THE BLOG
09/12/2013 02:56 pm ET Updated Nov 12, 2013

For Love or for Money: The Politics of Picking a College Major

By the second day of classes, there were already multiple postings in my college's Facebook group of roughly the same slideshow. Always bluntly titled (but generally accompanied with smiley faces by the poster in an attempt to balance things out), this slideshow wanted to tell me all about the five, or 10, or 20 least profitable majors.

I tend to avoid these slideshows because one of my current anticipated majors, political science, invariably figures into them. It's pretty depressing having your syllabi for comparative politics (which I was pretty excited about) and "average salary for political science major: $35,000" side-by-side. Generally, my response is to try and justify it by saying I'm going to double major in economics. Or that I'm going to get a master's in public policy. Or that I will, you know, eventually do something profitable with my life. Somehow.

In retrospect, I'd known this was coming from a long time. There are two things that define my pursuit of happiness as a person: the standard of living I'd like to live at, and the career path I'd like to pursue. I, as well as many others (English majors, I'm looking at you), happen to be in the uncomfortable position of having the two be at odds. It leaves me with two disparate options. I could soldier on in the name of passion, a la the starving artist in a garret. Or I could look at how much money I'm paying for college, and apply to business school instead.

The noble decision is almost always painted as being the former. As college students, we're frequently told to "do what we love" and "follow our heart." We are reminded that we don't want to live a life we don't enjoy. But I can't ignore the fact that even though I love political science, I don't love the salary attached, and that's a very real concern for me. I've lived on my own "budget" for about three weeks now as a college freshman, and I'm already beginning to recognize that I'm a bit more costly than I anticipated. So what does it say about me, if I'm hesitant about picking a major because of the money? Am I not noble enough? Passionate enough? Should I leave political science to those who don't even flinch at a starting salary of $35,000 a year, and admit that the University of Michigan's business school, with its recent $200 million donation by Stephen M. Ross, is looking more and more attractive? (They have an omelet bar in the lobby. I am weak.)

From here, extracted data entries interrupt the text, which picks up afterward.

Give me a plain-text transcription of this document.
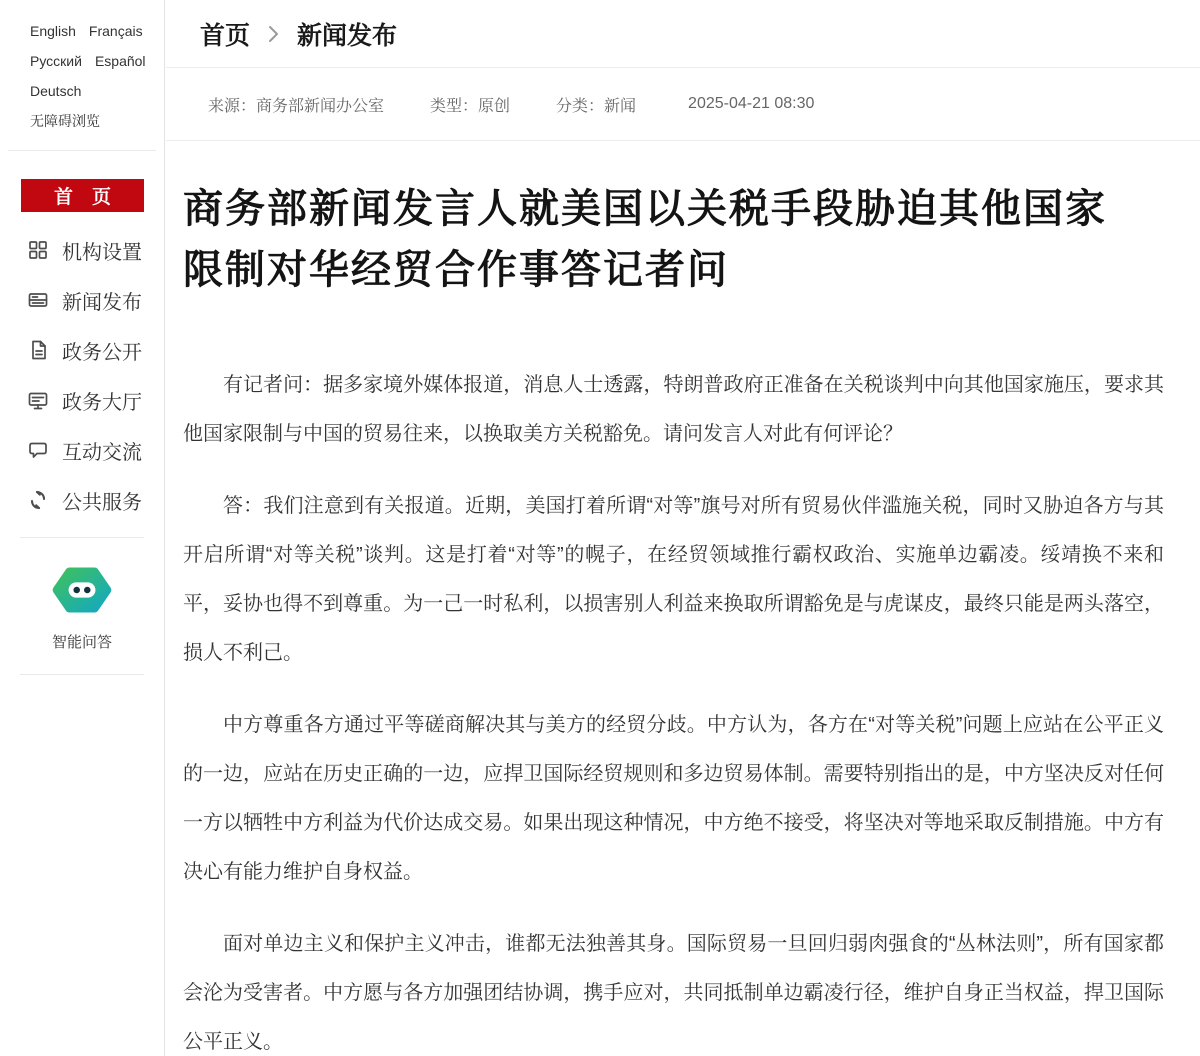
English Français
Русский Español
Deutsch
无障碍浏览
首　页
机构设置
新闻发布
政务公开
政务大厅
互动交流
公共服务
智能问答
首页 新闻发布
来源：商务部新闻办公室	类型：原创	分类：新闻	2025-04-21 08:30
商务部新闻发言人就美国以关税手段胁迫其他国家限制对华经贸合作事答记者问

有记者问：据多家境外媒体报道，消息人士透露，特朗普政府正准备在关税谈判中向其他国家施压，要求其他国家限制与中国的贸易往来，以换取美方关税豁免。请问发言人对此有何评论？

答：我们注意到有关报道。近期，美国打着所谓“对等”旗号对所有贸易伙伴滥施关税，同时又胁迫各方与其开启所谓“对等关税”谈判。这是打着“对等”的幌子，在经贸领域推行霸权政治、实施单边霸凌。绥靖换不来和平，妥协也得不到尊重。为一己一时私利，以损害别人利益来换取所谓豁免是与虎谋皮，最终只能是两头落空，损人不利己。

中方尊重各方通过平等磋商解决其与美方的经贸分歧。中方认为，各方在“对等关税”问题上应站在公平正义的一边，应站在历史正确的一边，应捍卫国际经贸规则和多边贸易体制。需要特别指出的是，中方坚决反对任何一方以牺牲中方利益为代价达成交易。如果出现这种情况，中方绝不接受，将坚决对等地采取反制措施。中方有决心有能力维护自身权益。

面对单边主义和保护主义冲击，谁都无法独善其身。国际贸易一旦回归弱肉强食的“丛林法则”，所有国家都会沦为受害者。中方愿与各方加强团结协调，携手应对，共同抵制单边霸凌行径，维护自身正当权益，捍卫国际公平正义。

It seems like two things have happened: One, that there's a lot of guilt lying around for those who dare to think practically about the implications of their college major and two, that pursuing your passion in college is becoming a luxury even on top of the luxury college already is. I'm not sure yet if I would drop political science because of the money. Luckily, I happen to also enjoy something a little bit more profitable, economics, as a probable double major. But while I respect the idea of following passion (and the people who choose to do it), I don't want to be made to feel guilty because I chose practicality. I'm also not confident romanticizing living paycheck to paycheck makes sense because in all actuality, it's not romantic. Or fun. It's stressful, and occasionally miserable, and it's what makes chasing your passion a luxury in college, because unless you have resources from elsewhere, it's a very real possibility for some majors. And that's not even considering all the student loan debt accrued just from the process of getting the degree.

Amidst all the talk of "following your dreams," I'd like the chance to make an informed, adult decision about the education that impacts my earning potential for the rest of my life, and the education that I and my family have made a major investment in. I do want to be encouraged to explore and discover, to figure out what I'm passionate about. That will never be even close to unimportant. But I also want a dose of practicality. And once I make my decision -- with all the information -- I also want the guilt-tripping to stop. If I choose to double major in English and social work, so be it. If I choose to double major in engineering and accounting, so be it.

At the end of the day, I don't think it's as black and white as either doing what you absolutely love, or automatically living an unhappy life. Let's be clear: I'm never going to major in engineering because I really would be miserable, even though I'm well aware of how much money engineers make. Instead, this is about compromise. About understanding consequence. About asking questions most college students have never had to think about before, like what your true priorities are and how hard you're willing to work for something you love. This is about the other side of college, the one that's never quite taught but is still incredibly important -- the process of self development. And maturity. This is about figuring out how to function as an adult, with all the responsibility attached to that, in the real world. Because here's the thing: In four to five years, all of us newly minted freshmen are going to be sent into that real world and expected to make things work. And even more important than our major and associated earning potential will be the reasons behind it. Choosing a college major is one of our first major adult decisions, and it deserves to be treated as such -- with both the respect and practicality we ourselves are expected to accord to many of the similarly impactful decisions we'll have to make upon graduation.